Luca Antonini

«Come ha evidenziato Tremonti in un recente discorso alla Guardia di Finanza, una delle ragioni dell’enorme evasione fiscale italiana deriva dal carattere solo centrale e non anche territoriale del rapporto fiscale. La Guardia di Finanza e l’Agenzia delle Entrate sono strutture centrali, necessarie ma non sufficienti in un Paese fatto da 8 milioni di partite Iva attive su di un territorio di 8.000 Comuni. Come avviene in tutta Europa un efficace contrasto all’evasione fiscale richiede che vengano coinvolte anche le amministrazioni locali. Dal livello centrale puoi fare fatica a sapere il reale tenore di vita di una persona o l’attività di un ristorante: a livello comunale hai sotto gli occhi i reali tenori di vita, puoi facilmente verificare se un immobile è affittato in nero o meno, ricevi le d.i.a. (dichiarazioni di inizio attività) che ti mettono al corrente delle attività edilizie e delle imprese che le svolgono, ecc. Oggi un Comune stenta a fornire dati utili a questo fine perché denunciandoli si crea dei nemici sul suo territorio.
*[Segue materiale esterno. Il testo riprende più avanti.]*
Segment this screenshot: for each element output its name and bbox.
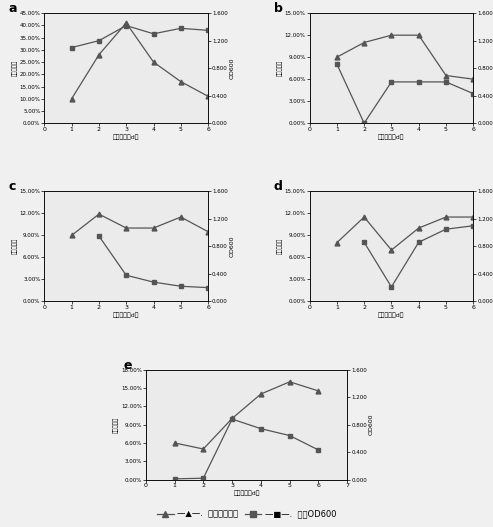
Y-axis label: 金属去除率: 金属去除率 [277, 238, 282, 255]
Y-axis label: 金属去除率: 金属去除率 [277, 60, 282, 76]
X-axis label: 生长时间（d）: 生长时间（d） [113, 134, 140, 140]
Text: e: e [124, 358, 132, 372]
Y-axis label: OD600: OD600 [369, 414, 374, 435]
X-axis label: 生长时间（d）: 生长时间（d） [233, 491, 260, 496]
Text: b: b [274, 2, 282, 15]
Text: c: c [8, 180, 16, 193]
Y-axis label: OD600: OD600 [230, 236, 235, 257]
X-axis label: 生长时间（d）: 生长时间（d） [378, 134, 405, 140]
Y-axis label: OD600: OD600 [230, 57, 235, 79]
X-axis label: 生长时间（d）: 生长时间（d） [113, 313, 140, 318]
Text: a: a [8, 2, 17, 15]
Legend: —▲—.  金属去除率；, —■—.  菌液OD600: —▲—. 金属去除率；, —■—. 菌液OD600 [153, 506, 340, 522]
Y-axis label: 金属去除率: 金属去除率 [12, 238, 18, 255]
Y-axis label: 金属去除率: 金属去除率 [113, 416, 119, 433]
Text: d: d [274, 180, 282, 193]
Y-axis label: 金属去除率: 金属去除率 [12, 60, 18, 76]
X-axis label: 生长时间（d）: 生长时间（d） [378, 313, 405, 318]
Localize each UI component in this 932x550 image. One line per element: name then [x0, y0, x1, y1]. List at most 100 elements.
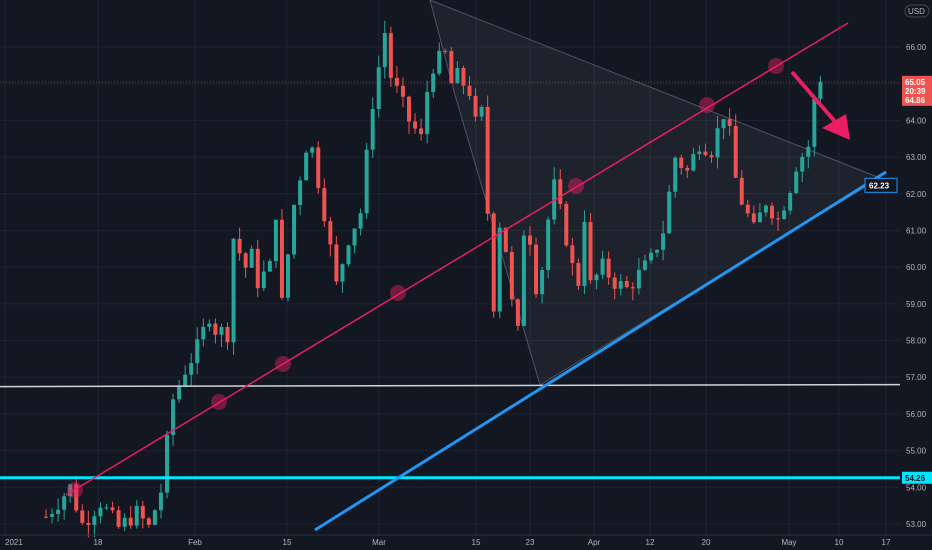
candle — [292, 204, 297, 259]
x-tick-label: 18 — [94, 538, 103, 547]
candle — [534, 237, 539, 298]
candle-body — [273, 219, 278, 262]
current-price-value: 65.05 — [905, 78, 926, 87]
candle-body — [709, 155, 714, 158]
x-tick-label: Feb — [188, 538, 202, 547]
candle-body — [757, 212, 762, 223]
candle-body — [642, 260, 647, 270]
y-tick-label: 63.00 — [906, 153, 927, 162]
candle-body — [491, 213, 496, 312]
candle-body — [376, 67, 381, 110]
candle-body — [473, 95, 478, 117]
candle-body — [763, 205, 768, 213]
candle-body — [304, 152, 309, 181]
candle-body — [116, 510, 121, 527]
candle — [745, 199, 750, 218]
candle — [521, 230, 526, 327]
candle — [419, 118, 424, 141]
candle-body — [74, 484, 79, 511]
candle-body — [400, 85, 405, 97]
pink-trend-line[interactable] — [65, 22, 849, 496]
currency-badge[interactable] — [904, 4, 930, 18]
y-tick-label: 56.00 — [906, 410, 927, 419]
candle-body — [177, 385, 182, 400]
candle-body — [92, 516, 97, 525]
candle — [812, 94, 817, 157]
candle-body — [624, 281, 629, 288]
candle — [540, 267, 545, 304]
x-tick-label: 17 — [882, 538, 891, 547]
candle-body — [521, 235, 526, 326]
candle — [249, 245, 254, 269]
candle-body — [570, 245, 575, 264]
candle — [92, 510, 97, 538]
candle — [122, 513, 127, 532]
y-tick-label: 55.00 — [906, 447, 927, 456]
candle — [134, 499, 139, 529]
candle — [739, 169, 744, 206]
level-label-text: 62.23 — [869, 181, 890, 190]
candle — [195, 327, 200, 375]
candle — [467, 76, 472, 100]
support-price-label-bg — [902, 471, 932, 484]
candle-body — [207, 323, 212, 327]
candle-body — [770, 205, 774, 219]
candle — [473, 88, 478, 122]
candle-body — [455, 67, 460, 84]
level-label-bg — [864, 177, 898, 193]
candle — [782, 205, 787, 220]
candle-body — [733, 125, 738, 178]
price-axis[interactable]: 53.00 54.00 55.00 56.00 57.00 58.00 59.00 60.00… — [904, 4, 930, 529]
candle-body — [122, 517, 127, 527]
x-tick-label: 23 — [526, 538, 535, 547]
candle-body — [298, 180, 303, 205]
candle — [146, 516, 151, 528]
candle-body — [219, 327, 224, 335]
blue-trend-line[interactable] — [314, 170, 887, 532]
horizontal-line-white[interactable] — [0, 383, 901, 388]
candle — [806, 140, 811, 169]
candle-body — [165, 434, 169, 493]
candle — [751, 205, 756, 225]
candle — [177, 379, 182, 403]
candle-body — [673, 157, 678, 192]
candle — [770, 202, 774, 225]
candle-body — [80, 510, 85, 523]
candle — [800, 152, 805, 183]
candle-body — [425, 92, 430, 135]
candle-body — [588, 222, 593, 281]
candle-body — [739, 177, 744, 205]
time-axis[interactable]: 2021 18 Feb 15 Mar 15 23 Apr 12 20 May 10 17 — [0, 534, 932, 547]
candle-body — [691, 154, 696, 171]
y-tick-label: 61.00 — [906, 226, 927, 235]
candle — [334, 236, 339, 285]
drawing-overlays-front[interactable] — [0, 22, 901, 532]
touch-point-marker — [390, 285, 406, 301]
candle — [231, 237, 236, 355]
candle — [497, 222, 502, 319]
candle — [98, 502, 103, 524]
candle — [364, 142, 369, 219]
candle-body — [255, 248, 260, 289]
y-tick-label: 54.00 — [906, 483, 927, 492]
candle-body — [195, 339, 200, 364]
candle-body — [528, 235, 532, 245]
candle-body — [685, 167, 690, 171]
candle-body — [582, 222, 587, 286]
candle — [80, 504, 85, 526]
candle-body — [667, 191, 672, 234]
candle — [582, 210, 587, 294]
candle — [679, 154, 684, 175]
candle — [515, 298, 520, 332]
candle — [503, 227, 508, 253]
candle — [594, 273, 599, 290]
y-tick-label: 62.00 — [906, 190, 927, 199]
candle — [237, 227, 242, 261]
candle — [727, 108, 732, 136]
candle — [612, 272, 617, 300]
candle-body — [606, 258, 611, 278]
prev-close-value: 64.86 — [905, 96, 926, 105]
touch-point-marker — [699, 97, 715, 113]
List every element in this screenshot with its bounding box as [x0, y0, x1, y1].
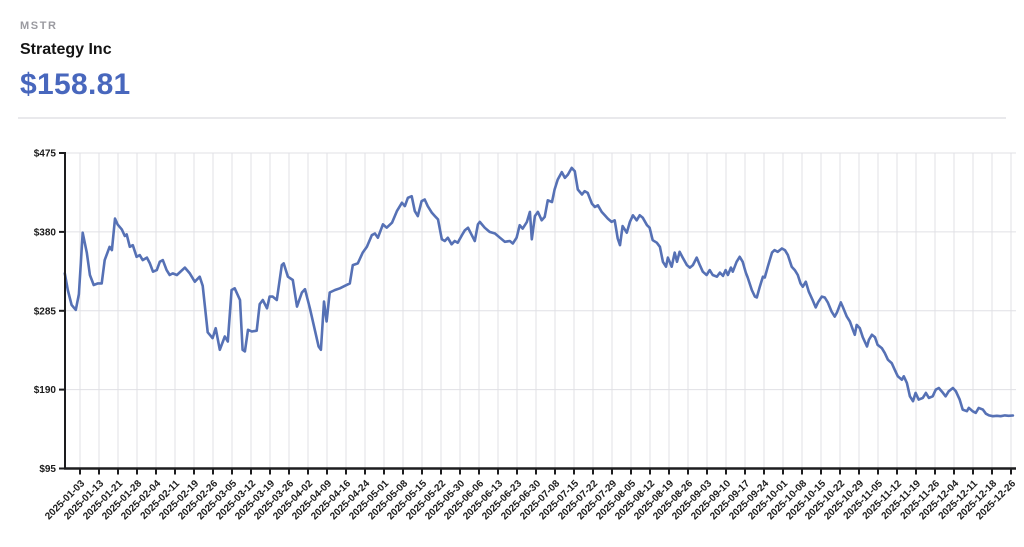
- company-name: Strategy Inc: [20, 41, 112, 58]
- x-axis-labels: 2025-01-032025-01-132025-01-212025-01-28…: [43, 478, 1018, 522]
- y-axis-labels: $475 $380 $285 $190 $95: [34, 149, 57, 476]
- header-divider: [18, 117, 1006, 119]
- current-price: $158.81: [20, 68, 131, 101]
- price-line-series[interactable]: [63, 166, 1015, 418]
- y-tick-label: $95: [39, 464, 56, 475]
- y-tick-label: $285: [34, 306, 57, 317]
- quote-header: MSTR Strategy Inc $158.81: [20, 20, 131, 102]
- gridlines: [65, 152, 1016, 469]
- tick-marks: [59, 152, 1012, 475]
- y-tick-label: $380: [34, 227, 57, 238]
- ticker-symbol: MSTR: [20, 20, 58, 32]
- y-tick-label: $190: [34, 385, 57, 396]
- y-tick-label: $475: [34, 149, 57, 160]
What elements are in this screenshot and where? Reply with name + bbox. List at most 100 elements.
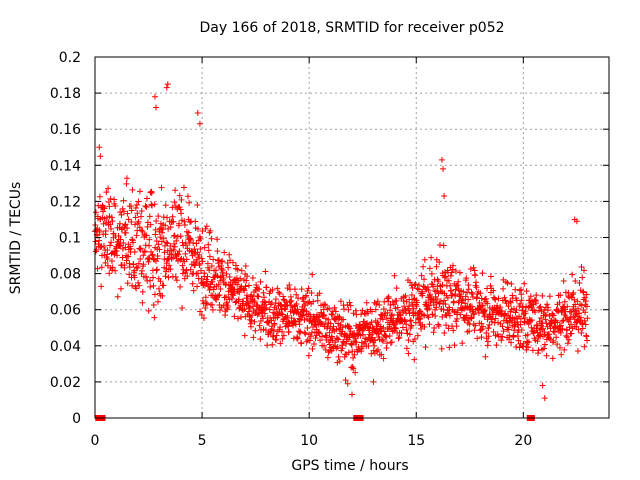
data-point — [244, 273, 251, 280]
data-point — [387, 339, 394, 346]
data-point — [231, 290, 238, 297]
data-point — [142, 202, 149, 209]
data-point — [133, 285, 140, 292]
data-point — [499, 333, 506, 340]
data-point-outlier — [153, 104, 160, 111]
data-point — [208, 263, 215, 270]
data-point — [326, 329, 333, 336]
data-point — [349, 348, 356, 355]
data-point — [108, 250, 115, 257]
data-point — [528, 317, 535, 324]
data-point — [380, 324, 387, 331]
data-point — [164, 240, 171, 247]
data-point — [420, 263, 427, 270]
data-point — [153, 237, 160, 244]
data-point — [123, 180, 130, 187]
data-point — [439, 282, 446, 289]
data-point — [280, 296, 287, 303]
y-tick-label: 0.18 — [50, 86, 81, 102]
data-point — [246, 282, 253, 289]
data-point — [507, 298, 514, 305]
data-point — [505, 326, 512, 333]
data-point — [148, 248, 155, 255]
data-point — [293, 300, 300, 307]
data-point — [199, 297, 206, 304]
data-point — [481, 308, 488, 315]
data-point — [102, 259, 109, 266]
data-point — [393, 285, 400, 292]
y-tick-label: 0.08 — [50, 267, 81, 283]
y-tick-label: 0.12 — [50, 194, 81, 210]
data-point — [579, 274, 586, 281]
data-point-outlier — [370, 378, 377, 385]
data-point — [332, 308, 339, 315]
data-point — [581, 343, 588, 350]
y-tick-label: 0.16 — [50, 122, 81, 138]
data-point-outlier — [539, 382, 546, 389]
data-point — [206, 253, 213, 260]
data-point — [108, 258, 115, 265]
data-point — [473, 279, 480, 286]
data-point — [295, 295, 302, 302]
data-point — [279, 328, 286, 335]
data-point — [126, 264, 133, 271]
data-point — [569, 271, 576, 278]
data-point — [150, 282, 157, 289]
data-point — [310, 298, 317, 305]
data-point — [162, 202, 169, 209]
data-point — [452, 292, 459, 299]
data-point — [112, 202, 119, 209]
data-point — [483, 329, 490, 336]
data-point — [189, 280, 196, 287]
data-point — [187, 266, 194, 273]
data-point — [246, 304, 253, 311]
data-point — [167, 266, 174, 273]
data-point — [560, 317, 567, 324]
data-point — [483, 295, 490, 302]
data-point-outlier — [163, 84, 170, 91]
data-point — [468, 303, 475, 310]
data-point — [128, 218, 135, 225]
data-point — [284, 312, 291, 319]
x-tick-label: 20 — [514, 433, 532, 449]
data-point-outlier — [441, 192, 448, 199]
data-point — [430, 329, 437, 336]
data-point — [532, 309, 539, 316]
data-point — [272, 336, 279, 343]
data-point — [521, 280, 528, 287]
data-point — [286, 281, 293, 288]
data-point — [306, 337, 313, 344]
data-point — [352, 335, 359, 342]
data-point — [516, 344, 523, 351]
data-point — [337, 298, 344, 305]
data-point — [561, 298, 568, 305]
data-point — [297, 316, 304, 323]
data-point — [226, 273, 233, 280]
data-point — [535, 347, 542, 354]
data-point — [386, 333, 393, 340]
data-point — [143, 232, 150, 239]
data-point — [194, 226, 201, 233]
data-point — [341, 306, 348, 313]
data-point — [125, 253, 132, 260]
data-point — [403, 321, 410, 328]
data-point-outlier — [573, 218, 580, 225]
data-point — [135, 279, 142, 286]
data-point — [180, 184, 187, 191]
data-point — [333, 316, 340, 323]
data-point — [129, 186, 136, 193]
data-point — [221, 249, 228, 256]
data-point — [500, 328, 507, 335]
data-point — [445, 325, 452, 332]
data-point — [122, 229, 129, 236]
data-point — [222, 281, 229, 288]
data-point — [473, 294, 480, 301]
data-point — [251, 318, 258, 325]
data-point — [133, 264, 140, 271]
data-point — [459, 297, 466, 304]
data-point — [197, 308, 204, 315]
data-point — [368, 350, 375, 357]
data-point — [530, 301, 537, 308]
data-point — [477, 326, 484, 333]
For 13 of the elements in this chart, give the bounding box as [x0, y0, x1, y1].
Occorre rafforzare una direzione già avviata da Tremonti, ovvero quella di cointeressare i Comuni e gli altri Enti territoriali nella lotta all’evasione consentendo loro di trattenere una parte dei maggiori gettiti che consentono di accertare. Ma questo è solo un lato del problema. Oggi siamo in un mondo globale, e sarebbe ridicolo contrastare solo l’evasione fiscale nazionale se, appena fuori dal confine nazionale, è possibile e comodo e sicuro, come ha detto Tremonti, “depositare il bottino come in una caverna di Ali Babà”. Allora lo scudo fiscale e il contrasto ai paradisi fiscali diventa l’altra grande coordinata davvero fondamentale per combattere la grandi cifre dell’evasione fiscale, perché a questo livello gli evasori sono grandi, non sono più le piccole partite Iva».